Kamila grew up in southern Lebanon and Beirut and as a young girl she fell in love with the handsome poetic Muhammad. But then her married half-sister died after being bitten by a rabid rat and at the age of only 14 Kamila was pushed into a marriage with her widowed brother-in-law Abu-Hussein who was 18 years her senior.
Kamila had two daughters with Abu-Hussein, one of them Hanan, but after a few years she and Muhammad renewed their friendship and started to meet clandestinely. Eventually Muhammad asked Kamila's father and brother for help in getting Abu-Hussein to agree to a divorce. Kamila's divorce was seen by some as scandalous, and after their mother's remarriage to Muhammad, Hanan and her sister rarely saw her. Kamila went on to have five children with Muhammad, who died at the age of 38 after a car crash.

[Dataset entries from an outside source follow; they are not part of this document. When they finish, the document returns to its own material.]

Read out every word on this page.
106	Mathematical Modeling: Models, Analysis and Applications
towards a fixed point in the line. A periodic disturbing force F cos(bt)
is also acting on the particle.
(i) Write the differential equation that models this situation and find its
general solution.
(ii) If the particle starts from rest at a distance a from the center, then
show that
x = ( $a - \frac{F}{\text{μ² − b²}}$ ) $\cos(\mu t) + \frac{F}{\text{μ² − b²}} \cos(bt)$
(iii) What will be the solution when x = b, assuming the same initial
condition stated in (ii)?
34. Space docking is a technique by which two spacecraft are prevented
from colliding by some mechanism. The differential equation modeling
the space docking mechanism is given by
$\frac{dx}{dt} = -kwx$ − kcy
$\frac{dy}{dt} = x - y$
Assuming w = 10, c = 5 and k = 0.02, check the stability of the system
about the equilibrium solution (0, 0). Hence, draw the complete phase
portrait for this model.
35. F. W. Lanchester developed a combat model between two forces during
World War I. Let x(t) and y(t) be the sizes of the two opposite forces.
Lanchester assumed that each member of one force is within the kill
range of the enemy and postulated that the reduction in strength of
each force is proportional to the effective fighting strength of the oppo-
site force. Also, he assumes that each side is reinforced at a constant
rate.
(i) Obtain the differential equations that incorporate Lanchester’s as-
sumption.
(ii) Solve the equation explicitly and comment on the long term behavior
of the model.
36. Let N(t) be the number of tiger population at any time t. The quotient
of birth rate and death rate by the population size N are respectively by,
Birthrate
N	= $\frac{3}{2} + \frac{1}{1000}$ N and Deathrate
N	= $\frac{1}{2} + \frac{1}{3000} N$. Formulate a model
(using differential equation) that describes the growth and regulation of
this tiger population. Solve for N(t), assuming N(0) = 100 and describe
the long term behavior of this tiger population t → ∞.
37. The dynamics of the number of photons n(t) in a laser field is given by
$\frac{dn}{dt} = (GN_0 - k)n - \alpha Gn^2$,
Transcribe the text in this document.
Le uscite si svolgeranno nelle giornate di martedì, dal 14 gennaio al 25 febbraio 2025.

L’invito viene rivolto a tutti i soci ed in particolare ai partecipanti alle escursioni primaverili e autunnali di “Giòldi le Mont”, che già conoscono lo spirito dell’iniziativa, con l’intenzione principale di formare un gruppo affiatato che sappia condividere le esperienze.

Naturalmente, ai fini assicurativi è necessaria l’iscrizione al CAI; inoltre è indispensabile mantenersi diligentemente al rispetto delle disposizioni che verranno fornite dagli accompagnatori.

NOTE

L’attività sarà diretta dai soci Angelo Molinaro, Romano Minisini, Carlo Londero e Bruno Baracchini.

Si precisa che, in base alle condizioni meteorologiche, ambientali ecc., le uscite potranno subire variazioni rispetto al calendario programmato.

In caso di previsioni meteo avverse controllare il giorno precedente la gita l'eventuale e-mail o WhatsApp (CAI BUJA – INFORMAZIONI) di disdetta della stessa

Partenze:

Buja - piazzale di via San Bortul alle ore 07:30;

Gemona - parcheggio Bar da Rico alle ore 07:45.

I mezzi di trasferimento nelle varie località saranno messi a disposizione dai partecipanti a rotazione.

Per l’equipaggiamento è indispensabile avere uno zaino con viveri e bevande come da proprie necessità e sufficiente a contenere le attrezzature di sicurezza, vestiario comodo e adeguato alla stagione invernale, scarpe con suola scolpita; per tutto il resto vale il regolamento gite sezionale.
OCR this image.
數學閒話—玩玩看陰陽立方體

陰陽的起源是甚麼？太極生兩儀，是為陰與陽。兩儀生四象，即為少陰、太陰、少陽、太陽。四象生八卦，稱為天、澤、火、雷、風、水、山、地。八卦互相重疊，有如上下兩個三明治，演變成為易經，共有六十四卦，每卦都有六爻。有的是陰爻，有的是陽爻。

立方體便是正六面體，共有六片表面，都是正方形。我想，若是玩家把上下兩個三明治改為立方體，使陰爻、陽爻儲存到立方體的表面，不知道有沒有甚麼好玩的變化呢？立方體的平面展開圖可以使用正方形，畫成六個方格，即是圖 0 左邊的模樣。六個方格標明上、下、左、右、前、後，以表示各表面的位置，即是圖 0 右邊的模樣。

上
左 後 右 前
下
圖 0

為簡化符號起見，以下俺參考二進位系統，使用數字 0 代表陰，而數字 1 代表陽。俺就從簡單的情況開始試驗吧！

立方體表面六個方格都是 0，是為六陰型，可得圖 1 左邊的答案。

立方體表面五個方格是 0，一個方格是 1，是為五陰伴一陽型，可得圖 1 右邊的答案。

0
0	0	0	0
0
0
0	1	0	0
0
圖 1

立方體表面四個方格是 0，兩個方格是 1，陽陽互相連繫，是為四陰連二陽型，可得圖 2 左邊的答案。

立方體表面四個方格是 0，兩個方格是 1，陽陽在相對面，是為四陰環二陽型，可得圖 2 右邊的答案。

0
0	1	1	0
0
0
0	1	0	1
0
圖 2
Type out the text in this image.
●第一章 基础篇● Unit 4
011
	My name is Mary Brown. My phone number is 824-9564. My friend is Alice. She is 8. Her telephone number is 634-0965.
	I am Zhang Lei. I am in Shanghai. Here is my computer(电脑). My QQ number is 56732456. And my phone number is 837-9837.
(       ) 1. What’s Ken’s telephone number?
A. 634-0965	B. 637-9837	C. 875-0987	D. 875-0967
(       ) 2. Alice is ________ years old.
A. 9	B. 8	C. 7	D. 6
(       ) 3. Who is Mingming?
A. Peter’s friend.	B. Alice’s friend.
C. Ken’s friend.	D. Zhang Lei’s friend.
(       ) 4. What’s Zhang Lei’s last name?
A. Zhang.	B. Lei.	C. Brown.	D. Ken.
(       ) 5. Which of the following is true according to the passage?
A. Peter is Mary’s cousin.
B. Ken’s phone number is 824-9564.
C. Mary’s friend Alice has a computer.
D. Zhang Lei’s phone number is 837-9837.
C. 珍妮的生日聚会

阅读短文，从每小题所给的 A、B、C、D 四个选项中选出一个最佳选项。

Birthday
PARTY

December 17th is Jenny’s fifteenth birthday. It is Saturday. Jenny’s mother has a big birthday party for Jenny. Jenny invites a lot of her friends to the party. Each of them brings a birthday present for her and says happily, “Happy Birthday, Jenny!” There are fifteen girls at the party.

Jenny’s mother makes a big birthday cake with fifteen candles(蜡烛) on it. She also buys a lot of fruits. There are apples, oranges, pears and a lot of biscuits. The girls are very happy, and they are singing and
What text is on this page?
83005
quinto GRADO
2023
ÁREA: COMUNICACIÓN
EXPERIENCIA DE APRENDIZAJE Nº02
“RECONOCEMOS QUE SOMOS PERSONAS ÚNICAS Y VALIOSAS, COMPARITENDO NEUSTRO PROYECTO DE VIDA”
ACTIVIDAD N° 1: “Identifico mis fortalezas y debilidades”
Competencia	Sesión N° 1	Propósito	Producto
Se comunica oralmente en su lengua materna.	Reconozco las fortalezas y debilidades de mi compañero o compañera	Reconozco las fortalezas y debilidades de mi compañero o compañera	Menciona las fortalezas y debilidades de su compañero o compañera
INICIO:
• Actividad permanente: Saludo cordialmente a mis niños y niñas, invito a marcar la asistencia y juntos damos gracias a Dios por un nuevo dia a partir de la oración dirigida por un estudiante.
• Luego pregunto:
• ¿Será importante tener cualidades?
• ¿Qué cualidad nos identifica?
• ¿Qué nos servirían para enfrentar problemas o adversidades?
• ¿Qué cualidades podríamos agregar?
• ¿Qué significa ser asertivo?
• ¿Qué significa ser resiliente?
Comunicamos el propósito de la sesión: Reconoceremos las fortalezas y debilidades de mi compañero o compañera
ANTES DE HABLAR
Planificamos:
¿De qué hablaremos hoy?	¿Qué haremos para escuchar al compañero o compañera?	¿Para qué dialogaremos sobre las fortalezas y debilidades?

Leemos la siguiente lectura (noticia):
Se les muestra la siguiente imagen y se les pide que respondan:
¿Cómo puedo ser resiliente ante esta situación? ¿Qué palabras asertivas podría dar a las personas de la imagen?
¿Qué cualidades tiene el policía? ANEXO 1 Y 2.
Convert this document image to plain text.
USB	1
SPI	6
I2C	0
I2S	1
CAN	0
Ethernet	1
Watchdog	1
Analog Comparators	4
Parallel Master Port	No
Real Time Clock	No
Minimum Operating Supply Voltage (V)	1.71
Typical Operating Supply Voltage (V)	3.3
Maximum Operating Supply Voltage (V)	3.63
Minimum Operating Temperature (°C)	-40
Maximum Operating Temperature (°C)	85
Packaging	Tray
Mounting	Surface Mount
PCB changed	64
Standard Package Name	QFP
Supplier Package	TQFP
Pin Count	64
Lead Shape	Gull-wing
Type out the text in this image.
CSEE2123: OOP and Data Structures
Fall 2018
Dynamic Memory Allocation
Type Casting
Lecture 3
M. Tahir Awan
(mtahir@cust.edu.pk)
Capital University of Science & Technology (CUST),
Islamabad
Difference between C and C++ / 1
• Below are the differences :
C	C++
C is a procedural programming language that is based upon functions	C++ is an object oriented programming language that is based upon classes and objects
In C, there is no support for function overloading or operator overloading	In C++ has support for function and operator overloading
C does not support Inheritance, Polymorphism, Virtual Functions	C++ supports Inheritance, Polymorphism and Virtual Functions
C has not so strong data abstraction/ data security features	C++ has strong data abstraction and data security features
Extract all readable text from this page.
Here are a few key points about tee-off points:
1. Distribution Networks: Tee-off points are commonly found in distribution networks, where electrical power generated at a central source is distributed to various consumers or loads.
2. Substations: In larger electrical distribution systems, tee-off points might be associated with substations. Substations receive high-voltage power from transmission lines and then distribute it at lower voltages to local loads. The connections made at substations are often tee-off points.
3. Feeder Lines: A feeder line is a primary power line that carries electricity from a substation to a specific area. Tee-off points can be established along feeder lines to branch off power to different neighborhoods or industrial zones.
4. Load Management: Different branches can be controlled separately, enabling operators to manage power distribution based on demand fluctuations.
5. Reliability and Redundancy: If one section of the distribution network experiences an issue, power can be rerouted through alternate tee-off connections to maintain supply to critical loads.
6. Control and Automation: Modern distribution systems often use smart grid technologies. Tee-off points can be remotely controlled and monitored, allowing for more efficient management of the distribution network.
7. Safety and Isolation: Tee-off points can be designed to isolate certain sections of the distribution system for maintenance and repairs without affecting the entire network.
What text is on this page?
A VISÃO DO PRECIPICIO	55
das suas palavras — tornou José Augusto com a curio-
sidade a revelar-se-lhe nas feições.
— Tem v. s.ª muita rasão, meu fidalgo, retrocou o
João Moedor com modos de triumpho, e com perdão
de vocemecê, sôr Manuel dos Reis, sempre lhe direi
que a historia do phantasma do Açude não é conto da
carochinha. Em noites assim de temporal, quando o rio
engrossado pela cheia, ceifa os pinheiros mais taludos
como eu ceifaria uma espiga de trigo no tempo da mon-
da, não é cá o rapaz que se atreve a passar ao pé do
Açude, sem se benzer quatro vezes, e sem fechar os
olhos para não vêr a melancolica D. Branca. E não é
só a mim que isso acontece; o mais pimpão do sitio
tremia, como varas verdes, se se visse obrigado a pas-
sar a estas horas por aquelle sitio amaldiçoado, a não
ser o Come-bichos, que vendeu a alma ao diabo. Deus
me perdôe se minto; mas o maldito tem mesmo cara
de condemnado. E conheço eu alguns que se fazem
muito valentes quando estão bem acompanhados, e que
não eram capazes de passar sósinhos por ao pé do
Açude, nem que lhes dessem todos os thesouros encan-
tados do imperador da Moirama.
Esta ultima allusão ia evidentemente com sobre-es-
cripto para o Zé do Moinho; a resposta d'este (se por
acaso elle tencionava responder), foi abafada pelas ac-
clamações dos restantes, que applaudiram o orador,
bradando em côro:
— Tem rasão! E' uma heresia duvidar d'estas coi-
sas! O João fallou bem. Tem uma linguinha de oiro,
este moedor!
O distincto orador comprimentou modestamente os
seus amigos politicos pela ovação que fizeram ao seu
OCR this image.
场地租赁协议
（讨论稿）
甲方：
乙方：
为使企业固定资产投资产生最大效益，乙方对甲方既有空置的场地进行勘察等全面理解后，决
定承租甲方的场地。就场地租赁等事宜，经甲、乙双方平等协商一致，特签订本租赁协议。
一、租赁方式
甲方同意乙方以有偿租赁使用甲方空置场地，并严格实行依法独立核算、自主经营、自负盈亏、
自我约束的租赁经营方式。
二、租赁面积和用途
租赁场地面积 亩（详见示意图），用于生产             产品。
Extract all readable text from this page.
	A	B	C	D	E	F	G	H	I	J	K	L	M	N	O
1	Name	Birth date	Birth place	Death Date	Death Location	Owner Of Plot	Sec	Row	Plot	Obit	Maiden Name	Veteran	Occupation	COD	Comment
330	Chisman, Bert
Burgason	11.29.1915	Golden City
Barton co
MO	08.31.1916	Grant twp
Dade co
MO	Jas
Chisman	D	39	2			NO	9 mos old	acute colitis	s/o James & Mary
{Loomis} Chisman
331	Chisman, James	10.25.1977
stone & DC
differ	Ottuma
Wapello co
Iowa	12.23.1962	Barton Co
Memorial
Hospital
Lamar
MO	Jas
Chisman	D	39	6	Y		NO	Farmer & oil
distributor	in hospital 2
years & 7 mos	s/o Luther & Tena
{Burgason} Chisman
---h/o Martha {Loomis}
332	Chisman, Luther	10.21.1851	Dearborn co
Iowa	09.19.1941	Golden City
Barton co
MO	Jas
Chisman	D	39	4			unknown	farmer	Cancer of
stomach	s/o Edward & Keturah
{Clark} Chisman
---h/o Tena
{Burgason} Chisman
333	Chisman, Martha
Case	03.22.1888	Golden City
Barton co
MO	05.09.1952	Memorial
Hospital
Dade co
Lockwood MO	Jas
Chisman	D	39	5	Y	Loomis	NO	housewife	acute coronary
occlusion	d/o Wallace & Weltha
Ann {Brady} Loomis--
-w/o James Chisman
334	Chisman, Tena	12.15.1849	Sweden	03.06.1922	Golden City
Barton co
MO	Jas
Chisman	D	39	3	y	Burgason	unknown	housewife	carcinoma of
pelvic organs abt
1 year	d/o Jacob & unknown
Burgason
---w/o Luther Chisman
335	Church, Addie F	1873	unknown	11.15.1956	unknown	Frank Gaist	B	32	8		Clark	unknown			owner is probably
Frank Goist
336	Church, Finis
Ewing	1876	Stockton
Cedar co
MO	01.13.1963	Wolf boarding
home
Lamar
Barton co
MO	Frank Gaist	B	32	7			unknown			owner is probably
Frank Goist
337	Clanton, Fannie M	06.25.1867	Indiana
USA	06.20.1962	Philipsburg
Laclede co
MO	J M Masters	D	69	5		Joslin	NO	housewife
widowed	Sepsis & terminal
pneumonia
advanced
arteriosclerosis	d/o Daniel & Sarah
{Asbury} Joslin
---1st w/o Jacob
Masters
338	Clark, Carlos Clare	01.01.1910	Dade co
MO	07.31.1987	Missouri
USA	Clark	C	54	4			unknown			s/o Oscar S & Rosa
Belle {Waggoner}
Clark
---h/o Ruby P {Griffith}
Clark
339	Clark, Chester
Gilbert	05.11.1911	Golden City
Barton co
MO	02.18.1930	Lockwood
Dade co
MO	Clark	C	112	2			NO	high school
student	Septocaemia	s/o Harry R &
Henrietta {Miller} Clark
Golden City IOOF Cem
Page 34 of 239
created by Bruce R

Most of the memoir is written in the first-person voice of Kamila who says that in the end she sought peace, “confronting Hanan at last with my past, asking her to write it down. Only then did I start to see its wrinkled layers gradually turn smooth, with each word I uttered, with every place I remembered.” Kamila's personality comes across vividly as mischievous, witty and romantic. She adored cinema from an early age, and her imagination was fired by films. She grew up in a milieu where women's popular culture was rich in songs, proverbs, and oral tales. One of the things the bookish Mohammad first admired about her was the way she expressed herself, but she never received a formal education, having to work for the family an early age, and remained illiterate.
Al-Shaykh writes: “My mother wrote this book. She is the one who spread her wings. I just blew the wind that took her on her long journey back in time.”